You, too, wanted your body good.

The one cost, the one thread.

That upon so many lips you descend.

Not long your stay, too quick our hand.

 

Not until I was a freshman at the University of Georgia, Athens did I read a poem in English. Of those poems in English 101 F (“F” for foreigners, though I am U.S. born), seven stayed with me. One was Whitman’sI Saw in Louisiana a Live Oak Growing.” At first I thought the metaphor of love and friendship was too chatty, but seven years later I moved past that as I moved to Houston for my medical training and encountered the urban live oak sprawl there.

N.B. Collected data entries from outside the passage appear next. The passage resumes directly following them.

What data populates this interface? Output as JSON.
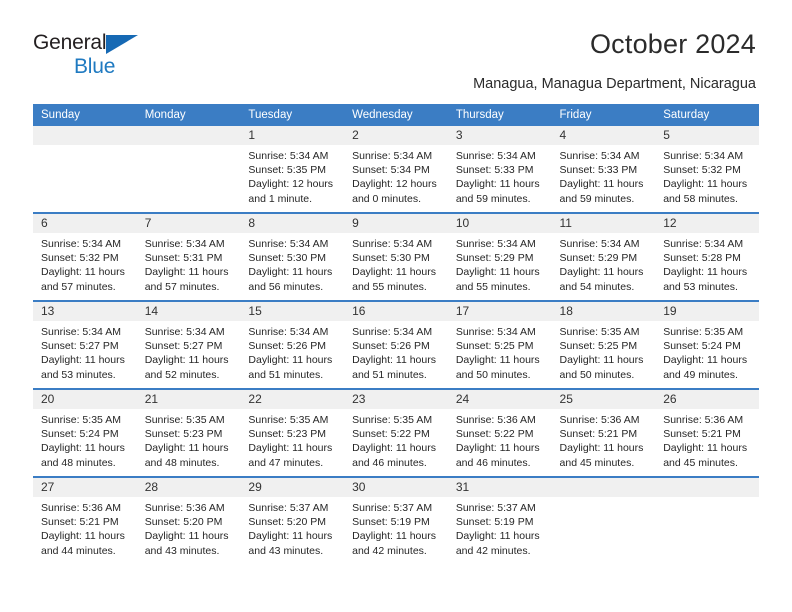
{
  "logo": {
    "word1": "General",
    "word2": "Blue",
    "triangle_color": "#1669b4",
    "word2_color": "#1f7ac1"
  },
  "header": {
    "title": "October 2024",
    "subtitle": "Managua, Managua Department, Nicaragua"
  },
  "calendar": {
    "header_bg": "#3b7dc4",
    "daynum_bg": "#f0f0f0",
    "weekday_headers": [
      "Sunday",
      "Monday",
      "Tuesday",
      "Wednesday",
      "Thursday",
      "Friday",
      "Saturday"
    ],
    "weeks": [
      [
        {
          "day": "",
          "sunrise": "",
          "sunset": "",
          "daylight_line1": "",
          "daylight_line2": ""
        },
        {
          "day": "",
          "sunrise": "",
          "sunset": "",
          "daylight_line1": "",
          "daylight_line2": ""
        },
        {
          "day": "1",
          "sunrise": "Sunrise: 5:34 AM",
          "sunset": "Sunset: 5:35 PM",
          "daylight_line1": "Daylight: 12 hours",
          "daylight_line2": "and 1 minute."
        },
        {
          "day": "2",
          "sunrise": "Sunrise: 5:34 AM",
          "sunset": "Sunset: 5:34 PM",
          "daylight_line1": "Daylight: 12 hours",
          "daylight_line2": "and 0 minutes."
        },
        {
          "day": "3",
          "sunrise": "Sunrise: 5:34 AM",
          "sunset": "Sunset: 5:33 PM",
          "daylight_line1": "Daylight: 11 hours",
          "daylight_line2": "and 59 minutes."
        },
        {
          "day": "4",
          "sunrise": "Sunrise: 5:34 AM",
          "sunset": "Sunset: 5:33 PM",
          "daylight_line1": "Daylight: 11 hours",
          "daylight_line2": "and 59 minutes."
        },
        {
          "day": "5",
          "sunrise": "Sunrise: 5:34 AM",
          "sunset": "Sunset: 5:32 PM",
          "daylight_line1": "Daylight: 11 hours",
          "daylight_line2": "and 58 minutes."
        }
      ],
      [
        {
          "day": "6",
          "sunrise": "Sunrise: 5:34 AM",
          "sunset": "Sunset: 5:32 PM",
          "daylight_line1": "Daylight: 11 hours",
          "daylight_line2": "and 57 minutes."
        },
        {
          "day": "7",
          "sunrise": "Sunrise: 5:34 AM",
          "sunset": "Sunset: 5:31 PM",
          "daylight_line1": "Daylight: 11 hours",
          "daylight_line2": "and 57 minutes."
        },
        {
          "day": "8",
          "sunrise": "Sunrise: 5:34 AM",
          "sunset": "Sunset: 5:30 PM",
          "daylight_line1": "Daylight: 11 hours",
          "daylight_line2": "and 56 minutes."
        },
        {
          "day": "9",
          "sunrise": "Sunrise: 5:34 AM",
          "sunset": "Sunset: 5:30 PM",
          "daylight_line1": "Daylight: 11 hours",
          "daylight_line2": "and 55 minutes."
        },
        {
          "day": "10",
          "sunrise": "Sunrise: 5:34 AM",
          "sunset": "Sunset: 5:29 PM",
          "daylight_line1": "Daylight: 11 hours",
          "daylight_line2": "and 55 minutes."
        },
        {
          "day": "11",
          "sunrise": "Sunrise: 5:34 AM",
          "sunset": "Sunset: 5:29 PM",
          "daylight_line1": "Daylight: 11 hours",
          "daylight_line2": "and 54 minutes."
        },
        {
          "day": "12",
          "sunrise": "Sunrise: 5:34 AM",
          "sunset": "Sunset: 5:28 PM",
          "daylight_line1": "Daylight: 11 hours",
          "daylight_line2": "and 53 minutes."
        }
      ],
      [
        {
          "day": "13",
          "sunrise": "Sunrise: 5:34 AM",
          "sunset": "Sunset: 5:27 PM",
          "daylight_line1": "Daylight: 11 hours",
          "daylight_line2": "and 53 minutes."
        },
        {
          "day": "14",
          "sunrise": "Sunrise: 5:34 AM",
          "sunset": "Sunset: 5:27 PM",
          "daylight_line1": "Daylight: 11 hours",
          "daylight_line2": "and 52 minutes."
        },
        {
          "day": "15",
          "sunrise": "Sunrise: 5:34 AM",
          "sunset": "Sunset: 5:26 PM",
          "daylight_line1": "Daylight: 11 hours",
          "daylight_line2": "and 51 minutes."
        },
        {
          "day": "16",
          "sunrise": "Sunrise: 5:34 AM",
          "sunset": "Sunset: 5:26 PM",
          "daylight_line1": "Daylight: 11 hours",
          "daylight_line2": "and 51 minutes."
        },
        {
          "day": "17",
          "sunrise": "Sunrise: 5:34 AM",
          "sunset": "Sunset: 5:25 PM",
          "daylight_line1": "Daylight: 11 hours",
          "daylight_line2": "and 50 minutes."
        },
        {
          "day": "18",
          "sunrise": "Sunrise: 5:35 AM",
          "sunset": "Sunset: 5:25 PM",
          "daylight_line1": "Daylight: 11 hours",
          "daylight_line2": "and 50 minutes."
        },
        {
          "day": "19",
          "sunrise": "Sunrise: 5:35 AM",
          "sunset": "Sunset: 5:24 PM",
          "daylight_line1": "Daylight: 11 hours",
          "daylight_line2": "and 49 minutes."
        }
      ],
      [
        {
          "day": "20",
          "sunrise": "Sunrise: 5:35 AM",
          "sunset": "Sunset: 5:24 PM",
          "daylight_line1": "Daylight: 11 hours",
          "daylight_line2": "and 48 minutes."
        },
        {
          "day": "21",
          "sunrise": "Sunrise: 5:35 AM",
          "sunset": "Sunset: 5:23 PM",
          "daylight_line1": "Daylight: 11 hours",
          "daylight_line2": "and 48 minutes."
        },
        {
          "day": "22",
          "sunrise": "Sunrise: 5:35 AM",
          "sunset": "Sunset: 5:23 PM",
          "daylight_line1": "Daylight: 11 hours",
          "daylight_line2": "and 47 minutes."
        },
        {
          "day": "23",
          "sunrise": "Sunrise: 5:35 AM",
          "sunset": "Sunset: 5:22 PM",
          "daylight_line1": "Daylight: 11 hours",
          "daylight_line2": "and 46 minutes."
        },
        {
          "day": "24",
          "sunrise": "Sunrise: 5:36 AM",
          "sunset": "Sunset: 5:22 PM",
          "daylight_line1": "Daylight: 11 hours",
          "daylight_line2": "and 46 minutes."
        },
        {
          "day": "25",
          "sunrise": "Sunrise: 5:36 AM",
          "sunset": "Sunset: 5:21 PM",
          "daylight_line1": "Daylight: 11 hours",
          "daylight_line2": "and 45 minutes."
        },
        {
          "day": "26",
          "sunrise": "Sunrise: 5:36 AM",
          "sunset": "Sunset: 5:21 PM",
          "daylight_line1": "Daylight: 11 hours",
          "daylight_line2": "and 45 minutes."
        }
      ],
      [
        {
          "day": "27",
          "sunrise": "Sunrise: 5:36 AM",
          "sunset": "Sunset: 5:21 PM",
          "daylight_line1": "Daylight: 11 hours",
          "daylight_line2": "and 44 minutes."
        },
        {
          "day": "28",
          "sunrise": "Sunrise: 5:36 AM",
          "sunset": "Sunset: 5:20 PM",
          "daylight_line1": "Daylight: 11 hours",
          "daylight_line2": "and 43 minutes."
        },
        {
          "day": "29",
          "sunrise": "Sunrise: 5:37 AM",
          "sunset": "Sunset: 5:20 PM",
          "daylight_line1": "Daylight: 11 hours",
          "daylight_line2": "and 43 minutes."
        },
        {
          "day": "30",
          "sunrise": "Sunrise: 5:37 AM",
          "sunset": "Sunset: 5:19 PM",
          "daylight_line1": "Daylight: 11 hours",
          "daylight_line2": "and 42 minutes."
        },
        {
          "day": "31",
          "sunrise": "Sunrise: 5:37 AM",
          "sunset": "Sunset: 5:19 PM",
          "daylight_line1": "Daylight: 11 hours",
          "daylight_line2": "and 42 minutes."
        },
        {
          "day": "",
          "sunrise": "",
          "sunset": "",
          "daylight_line1": "",
          "daylight_line2": ""
        },
        {
          "day": "",
          "sunrise": "",
          "sunset": "",
          "daylight_line1": "",
          "daylight_line2": ""
        }
      ]
    ]
  }
}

The tree became my confidante and spirit guide for life in an imperial city. Almost a quarter of a century in Houston, and I still look in wonder at the live oaks. The bond has surpassed experience and merged into phenomenology. The trees are a sort of mirage, a decoy to their immense subterranean life forces that I let lead me as if I were one with their society. I sense the souls of live oaks, their glorious majesty that a hurricane rarely topples. And it physically pains me when harm befalls one of them, mostly through human hands. The tree’s mosaic bark, puzzle pieces of cathedral skin, their exposition of trunks and branches, a stance rooted in dance, so that my gaze (as servant of my being in the company of these trees) surrenders its certainty about motion. Are they not nerve cells that send their dendrites and endings toward the stars, their roots toward the hearth, their rhizomes as memory sheath? To watch and hear the sea through live oaks when the species of wind blow. To be surrounded by live oaks that return life to the poem and the poem to life.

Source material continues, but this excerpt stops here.